TJMaxx

I have been left in the car. In the back seat. The doors are locked and the child locks set. I could clamber into the front seat to make my escape, through the front door, or even drive away as the engine is on to keep the air conditioning going. Really, being here is my choice — I really, really, really did not want to go inside. The thought of the aisles of lingerie with the spider straps ensnaring me or the shapers, rubberized like this car’s black tires that sit on the sizzling blacktop, instigate nightmares. To get anywhere else in the ten thousand square feet of floor space, bigger than my school gym, I would have to negotiate those racks of lace and padding. Except for the luggage, just to the left of the entrance. There I could play with the zippers, guess which is the smallest I could fit inside, or try cruising the display area in a four wheel, hard-shell, roller. The people in the luggage area are often sad. Not the glamorous world travelers the luggage tags imply, but people just moving across the street – needing something more dignified than trash bags to show their departure is a willful act and not forced.

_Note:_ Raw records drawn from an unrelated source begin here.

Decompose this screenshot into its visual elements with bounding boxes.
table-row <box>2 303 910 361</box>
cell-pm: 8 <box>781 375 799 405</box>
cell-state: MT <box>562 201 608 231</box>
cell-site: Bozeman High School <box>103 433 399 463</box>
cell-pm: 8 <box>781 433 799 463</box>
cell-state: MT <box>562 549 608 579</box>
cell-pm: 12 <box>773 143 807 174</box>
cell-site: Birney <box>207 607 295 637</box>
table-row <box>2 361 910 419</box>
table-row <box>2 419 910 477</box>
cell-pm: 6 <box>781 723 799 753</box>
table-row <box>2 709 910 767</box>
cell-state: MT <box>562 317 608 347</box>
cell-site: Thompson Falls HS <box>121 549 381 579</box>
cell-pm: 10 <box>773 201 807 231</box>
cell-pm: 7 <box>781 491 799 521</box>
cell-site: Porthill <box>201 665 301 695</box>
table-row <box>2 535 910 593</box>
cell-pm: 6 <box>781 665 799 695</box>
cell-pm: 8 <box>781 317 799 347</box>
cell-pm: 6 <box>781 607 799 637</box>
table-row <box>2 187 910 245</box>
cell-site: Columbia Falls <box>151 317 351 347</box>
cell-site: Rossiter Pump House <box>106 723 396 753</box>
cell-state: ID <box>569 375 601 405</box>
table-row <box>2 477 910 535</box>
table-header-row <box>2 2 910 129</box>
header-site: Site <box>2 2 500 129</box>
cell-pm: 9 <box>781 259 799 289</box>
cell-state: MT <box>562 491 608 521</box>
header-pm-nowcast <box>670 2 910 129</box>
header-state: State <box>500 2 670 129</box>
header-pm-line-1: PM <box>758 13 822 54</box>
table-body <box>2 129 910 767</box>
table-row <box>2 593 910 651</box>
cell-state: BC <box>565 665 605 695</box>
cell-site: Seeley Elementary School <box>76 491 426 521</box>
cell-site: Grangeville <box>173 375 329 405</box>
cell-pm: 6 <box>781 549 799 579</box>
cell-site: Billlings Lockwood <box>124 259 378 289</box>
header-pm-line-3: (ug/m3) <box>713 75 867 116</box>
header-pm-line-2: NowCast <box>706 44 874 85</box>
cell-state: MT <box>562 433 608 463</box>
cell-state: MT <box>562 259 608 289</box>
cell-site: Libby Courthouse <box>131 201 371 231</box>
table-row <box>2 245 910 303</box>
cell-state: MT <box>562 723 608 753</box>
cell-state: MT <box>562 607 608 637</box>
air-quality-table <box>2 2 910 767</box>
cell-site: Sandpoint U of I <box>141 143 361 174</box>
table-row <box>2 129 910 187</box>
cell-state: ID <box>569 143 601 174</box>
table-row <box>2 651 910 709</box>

Is that Sarah? With her sister? I could have gone in. Left, to the luggage, left at the side wall and slink past the women’s fitting rooms. Still closed for COVID, I’d be safe from the traffic of customers with arm loads of clothes, or worse, a swimming suit, but wary of a half-dressed woman in the aisle trying to shimmy into something to assure herself of the fit. I like to feel I’d be the super-spy scurrying, surveying, then a quick lunge to a covey. For me, however, I’d feel like an exhausted climber struggling from one-safe spot to the next, all a tingle for unexpected disaster, most likely caused by my own choices and competence. Either way, if I made it suave or sweaty to the home goods section in the far back, I would be safe. There is always a chair there. Or at worse an ottoman, like the pink shag one kicked around the floor, giggled at for looking like an oversized furnishing for Barbie’s dream house, with a yellow and red markdown tag signaling desperation to find a home. But I won’t be relaxing in that chair to be discovered by Sarah. I am here in the car.